Les postes sont rares dans cette voie extrêmement marginale, réservée à ceux qui s’aperçoivent tardivement qu’ils préfèrent soigner les animaux plutôt que les hommes.
Échec, quelles solutions ?
Vous avez échoué aux épreuves écrites de l’un des concours pour accéder à une école de vétérinaire, vous n’êtes donc pas admissible. Après examen de votre dossier scolaire par la présidence de l’université, vous pouvez éventuellement obtenir l’équivalence de la 1re année de licence (L1). Si vous êtes admissible, c’est-à-dire si vous n’avez échoué qu’aux épreuves orales, vous pouvez obtenir l’équivalence des deux premières années (L1 et L2) d’une licence sciences de la vie. Enfin, les titulaires d’un BTA ou d’un bac scientifique ayant suivi une préparation aux concours des ENV sont admis en 1re année de BTSA, sous réserve d’une appréciation favorable de l’établissement où ils déposent leur dossier d’inscription.
Véto des villes
30% des praticiens ont une spécialité canine. Comme les médecins, ils travaillent en grande majorité à leur compte, c'est-à-dire en libéral et en ville.
Véto des champs
30% des praticiens ont une spécialité canine. Comme les médecins, ils travaillent en grande majorité à leur compte, c'est-à-dire en libéral et en ville.
En labo
L’industrie agroalimentaire a besoin de vétérinaires pour élaborer de nouveaux produits destinés à la consommation humaine ou animale. Les laboratoires pharmaceutiques ont également besoin de ces spécialistes pour la fabrication de médicaments mais aussi pour leur commercialisation.
Dans le secteur public
Certains vétérinaires sont salariés de l’État et sont recrutés par le ministère de l'Alimentation, de l’Agriculture et de la Pêche.
La recherche et l’enseignement
Les docteurs vétérinaires peuvent occuper des postes de chercheurs dans les organismes publics comme le Centre national de la recherche scientifique (CNRS), l’Institut national de la recherche agronomique (INRA), le Centre national pour l’exploitation des océans (CNEXO) mais les places sont rares. Ils peuvent également se consacrer à l’enseignement dans les écoles nationales vétérinaires.

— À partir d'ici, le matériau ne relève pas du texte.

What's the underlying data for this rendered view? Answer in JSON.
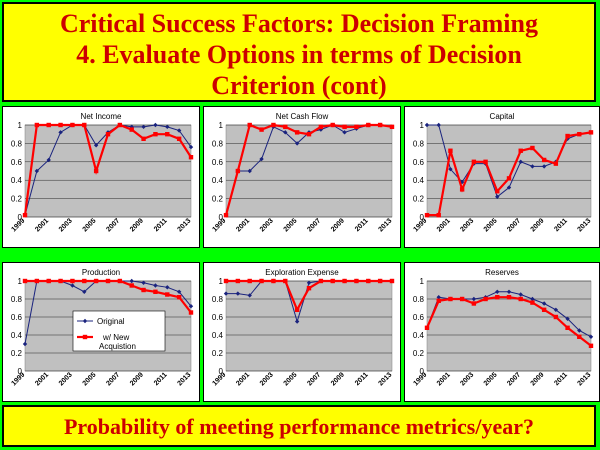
{
  "title": {
    "line1": "Critical Success Factors:  Decision Framing",
    "line2": "4. Evaluate Options in terms of Decision",
    "line3": "Criterion (cont)"
  },
  "footer": "Probability of meeting performance metrics/year?",
  "legend": {
    "original": "Original",
    "new": "w/ New Acquistion"
  },
  "colors": {
    "original": "#1a237e",
    "new": "#ff0000",
    "plot_bg": "#c0c0c0"
  },
  "chart_data": [
    {
      "type": "line",
      "title": "Net Income",
      "x": [
        1999,
        2000,
        2001,
        2002,
        2003,
        2004,
        2005,
        2006,
        2007,
        2008,
        2009,
        2010,
        2011,
        2012,
        2013
      ],
      "xticks": [
        "1999",
        "2001",
        "2003",
        "2005",
        "2007",
        "2009",
        "2011",
        "2013"
      ],
      "yticks": [
        "0",
        "0.2",
        "0.4",
        "0.6",
        "0.8",
        "1"
      ],
      "ylim": [
        0,
        1
      ],
      "series": [
        {
          "name": "Original",
          "values": [
            0.02,
            0.5,
            0.62,
            0.92,
            1.0,
            1.0,
            0.78,
            0.92,
            1.0,
            0.98,
            0.98,
            1.0,
            0.98,
            0.94,
            0.76
          ]
        },
        {
          "name": "w/ New Acquistion",
          "values": [
            0.02,
            1.0,
            1.0,
            1.0,
            1.0,
            1.0,
            0.5,
            0.9,
            1.0,
            0.95,
            0.85,
            0.9,
            0.9,
            0.85,
            0.65
          ]
        }
      ]
    },
    {
      "type": "line",
      "title": "Net Cash Flow",
      "x": [
        1999,
        2000,
        2001,
        2002,
        2003,
        2004,
        2005,
        2006,
        2007,
        2008,
        2009,
        2010,
        2011,
        2012,
        2013
      ],
      "xticks": [
        "1999",
        "2001",
        "2003",
        "2005",
        "2007",
        "2009",
        "2011",
        "2013"
      ],
      "yticks": [
        "0",
        "0.2",
        "0.4",
        "0.6",
        "0.8",
        "1"
      ],
      "ylim": [
        0,
        1
      ],
      "series": [
        {
          "name": "Original",
          "values": [
            0.02,
            0.5,
            0.5,
            0.63,
            0.98,
            0.92,
            0.8,
            0.92,
            0.95,
            1.0,
            0.92,
            0.96,
            1.0,
            1.0,
            0.98
          ]
        },
        {
          "name": "w/ New Acquistion",
          "values": [
            0.02,
            0.5,
            1.0,
            0.95,
            1.0,
            0.98,
            0.92,
            0.9,
            0.98,
            1.0,
            0.98,
            0.98,
            1.0,
            1.0,
            0.98
          ]
        }
      ]
    },
    {
      "type": "line",
      "title": "Capital",
      "x": [
        1999,
        2000,
        2001,
        2002,
        2003,
        2004,
        2005,
        2006,
        2007,
        2008,
        2009,
        2010,
        2011,
        2012,
        2013
      ],
      "xticks": [
        "1999",
        "2001",
        "2003",
        "2005",
        "2007",
        "2009",
        "2011",
        "2013"
      ],
      "yticks": [
        "0",
        "0.2",
        "0.4",
        "0.6",
        "0.8",
        "1"
      ],
      "ylim": [
        0,
        1
      ],
      "series": [
        {
          "name": "Original",
          "values": [
            1.0,
            1.0,
            0.52,
            0.38,
            0.58,
            0.58,
            0.22,
            0.32,
            0.6,
            0.55,
            0.55,
            0.6,
            0.85,
            0.9,
            0.92
          ]
        },
        {
          "name": "w/ New Acquistion",
          "values": [
            0.02,
            0.02,
            0.72,
            0.3,
            0.6,
            0.6,
            0.28,
            0.42,
            0.72,
            0.75,
            0.62,
            0.58,
            0.88,
            0.9,
            0.92
          ]
        }
      ]
    },
    {
      "type": "line",
      "title": "Production",
      "x": [
        1999,
        2000,
        2001,
        2002,
        2003,
        2004,
        2005,
        2006,
        2007,
        2008,
        2009,
        2010,
        2011,
        2012,
        2013
      ],
      "xticks": [
        "1999",
        "2001",
        "2003",
        "2005",
        "2007",
        "2009",
        "2011",
        "2013"
      ],
      "yticks": [
        "0",
        "0.2",
        "0.4",
        "0.6",
        "0.8",
        "1"
      ],
      "ylim": [
        0,
        1
      ],
      "legend": true,
      "series": [
        {
          "name": "Original",
          "values": [
            0.3,
            1.0,
            1.0,
            1.0,
            0.95,
            0.88,
            1.0,
            1.0,
            1.0,
            1.0,
            0.98,
            0.95,
            0.93,
            0.88,
            0.72
          ]
        },
        {
          "name": "w/ New Acquistion",
          "values": [
            1.0,
            1.0,
            1.0,
            1.0,
            1.0,
            1.0,
            1.0,
            1.0,
            1.0,
            0.95,
            0.9,
            0.88,
            0.85,
            0.82,
            0.65
          ]
        }
      ]
    },
    {
      "type": "line",
      "title": "Exploration Expense",
      "x": [
        1999,
        2000,
        2001,
        2002,
        2003,
        2004,
        2005,
        2006,
        2007,
        2008,
        2009,
        2010,
        2011,
        2012,
        2013
      ],
      "xticks": [
        "1999",
        "2001",
        "2003",
        "2005",
        "2007",
        "2009",
        "2011",
        "2013"
      ],
      "yticks": [
        "0",
        "0.2",
        "0.4",
        "0.6",
        "0.8",
        "1"
      ],
      "ylim": [
        0,
        1
      ],
      "series": [
        {
          "name": "Original",
          "values": [
            0.86,
            0.86,
            0.84,
            1.0,
            1.0,
            1.0,
            0.55,
            0.98,
            1.0,
            1.0,
            1.0,
            1.0,
            1.0,
            1.0,
            1.0
          ]
        },
        {
          "name": "w/ New Acquistion",
          "values": [
            1.0,
            1.0,
            1.0,
            1.0,
            1.0,
            1.0,
            0.68,
            0.92,
            1.0,
            1.0,
            1.0,
            1.0,
            1.0,
            1.0,
            1.0
          ]
        }
      ]
    },
    {
      "type": "line",
      "title": "Reserves",
      "x": [
        1999,
        2000,
        2001,
        2002,
        2003,
        2004,
        2005,
        2006,
        2007,
        2008,
        2009,
        2010,
        2011,
        2012,
        2013
      ],
      "xticks": [
        "1999",
        "2001",
        "2003",
        "2005",
        "2007",
        "2009",
        "2011",
        "2013"
      ],
      "yticks": [
        "0",
        "0.2",
        "0.4",
        "0.6",
        "0.8",
        "1"
      ],
      "ylim": [
        0,
        1
      ],
      "series": [
        {
          "name": "Original",
          "values": [
            0.48,
            0.82,
            0.8,
            0.8,
            0.8,
            0.82,
            0.88,
            0.88,
            0.85,
            0.8,
            0.75,
            0.68,
            0.58,
            0.45,
            0.38
          ]
        },
        {
          "name": "w/ New Acquistion",
          "values": [
            0.48,
            0.78,
            0.8,
            0.8,
            0.75,
            0.8,
            0.82,
            0.82,
            0.8,
            0.76,
            0.68,
            0.6,
            0.48,
            0.38,
            0.28
          ]
        }
      ]
    }
  ]
}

Vétérinaires biologistes des armées
Ils sont environ une centaine. 80 % d’entre eux sont responsables du contrôle de l’hygiène des denrées alimentaires et de la restauration collective et 20 % s’occupent des soins et de la prévention des maladies sur les 3 000 chiens et 1 000 chevaux que comptent les armées. Les vétérinaires peuvent se présenter aux concours de recrutement dans le corps des vétérinaires biologistes des armées.
L’auxiliaire spécialisé vétérinaire
L’ASV est recruté par des cabinets et des cliniques privés. Il travaille surtout dans un cabinet de ville, plus rarement auprès des vétérinaires de campagne. Il assure l’accueil de la clientèle et le secrétariat, prend les rendez-vous, gère le fichier des clients. Il entretient les cages et désinfecte le matériel. Il lui arrive de seconder le vétérinaire lors d’une opération sur un animal.